We should understand the following:
1) “Taking” means by force. “His heart is willing” is good will. This contradicts “will take.”
2) Why does it write, “My contribution”? This implies that it is the contribution of the Creator. It should have said, “Take the contribution of he whose heart is willing”; why does it say, “My contribution”?
3) What does it mean when it says, “for My name”?
4) We need to understand the common question about the verse, “Wherever I mention My name.” It should have said, “You mention.”
The thing is that there are two degrees: “coercion” and “inversion.” Such as this we find in what our sages said in Avot de Rabbi Natan, “Who is a hero? He who makes his foe his friend.”
“Hero” means one who conquers his inclination, who is regarded as “forced against his will.” This is the meaning of “take,” implying by force. Afterward, he promises that you will come to an inversion, where his foe becomes his friend.
This is the meaning of “from every man whose heart is willing,” meaning that afterward he will have a good will. This is as Baal HaSulam said about the words of The Zohar, “When one is born, he is given a soul from the side of the pure beast.” This means that his beastly soul will agree to follow the ways of the Creator.
He said, “When a man is born and enters Kedusha [holiness],” it is a sign that he has been rewarded with a soul of a pure beast, that his beastly soul agrees to walk in the ways of the Creator. This is called “inversion.” It follows that first, one must take against his will although his body disagrees to walk on the path of truth which is called “for Me,” “for My name.”
When we are told to walk on a path where everything is for the sake of the Creator, the body resists. But later it will be rewarded with “his heart is willing,” meaning that the body will agree. This is the meaning of “whose heart is willing, you shall take My contribution,” meaning that the “for the sake of the Creator” that was there before, as in “You shall take My contribution,” called “for the sake of the Creator,” afterward we are rewarded with it being in the manner of “whose heart is willing,” voluntarily.
Concerning his interpretation of “for Me” as “for My name,” indeed, a person has nothing to give to the Creator, as it is written, “If you are right, what will you give Him?” All that one can give to the Creator is the intention, called “for My name.” There is nothing more that he can give Him because the Creator has no deficiencies so He can be given something. Thus, all that we give Him is the intention.

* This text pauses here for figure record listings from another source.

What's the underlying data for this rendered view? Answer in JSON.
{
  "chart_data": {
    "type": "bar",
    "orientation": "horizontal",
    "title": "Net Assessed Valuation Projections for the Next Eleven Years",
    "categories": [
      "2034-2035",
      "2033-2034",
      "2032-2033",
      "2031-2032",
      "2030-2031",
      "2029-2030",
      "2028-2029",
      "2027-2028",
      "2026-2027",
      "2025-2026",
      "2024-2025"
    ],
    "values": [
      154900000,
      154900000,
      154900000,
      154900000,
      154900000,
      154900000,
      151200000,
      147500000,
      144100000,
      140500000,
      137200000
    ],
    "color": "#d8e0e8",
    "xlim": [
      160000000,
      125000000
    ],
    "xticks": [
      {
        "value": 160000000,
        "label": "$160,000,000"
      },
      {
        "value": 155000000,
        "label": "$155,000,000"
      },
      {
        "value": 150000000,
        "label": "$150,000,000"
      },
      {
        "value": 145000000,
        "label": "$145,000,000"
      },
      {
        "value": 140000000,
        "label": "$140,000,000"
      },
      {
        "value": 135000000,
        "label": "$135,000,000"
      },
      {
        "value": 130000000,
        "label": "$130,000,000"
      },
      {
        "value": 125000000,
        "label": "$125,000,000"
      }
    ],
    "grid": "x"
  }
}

Even the intention for the sake of the Creator is not for the Creator’s benefit but for man’s benefit, for by this, man will receive all the pleasures without the bread of shame, since through equivalence of form, he emerges from receiving to a state of giving. At that time, a person can receive all the pleasures.
This is called “for My name.” If the Creator can say that this place is “My name,” since the person said that he does not want anything for his own benefit, but everything is for the Creator, then the Creator can mention His name there, since the man has cancelled his own authority and made the place for the Creator.
At that time, “I will come to you and bless you.” At that time, the blessing of the Creator can come there—all that the Creator wants to bestow upon His creations.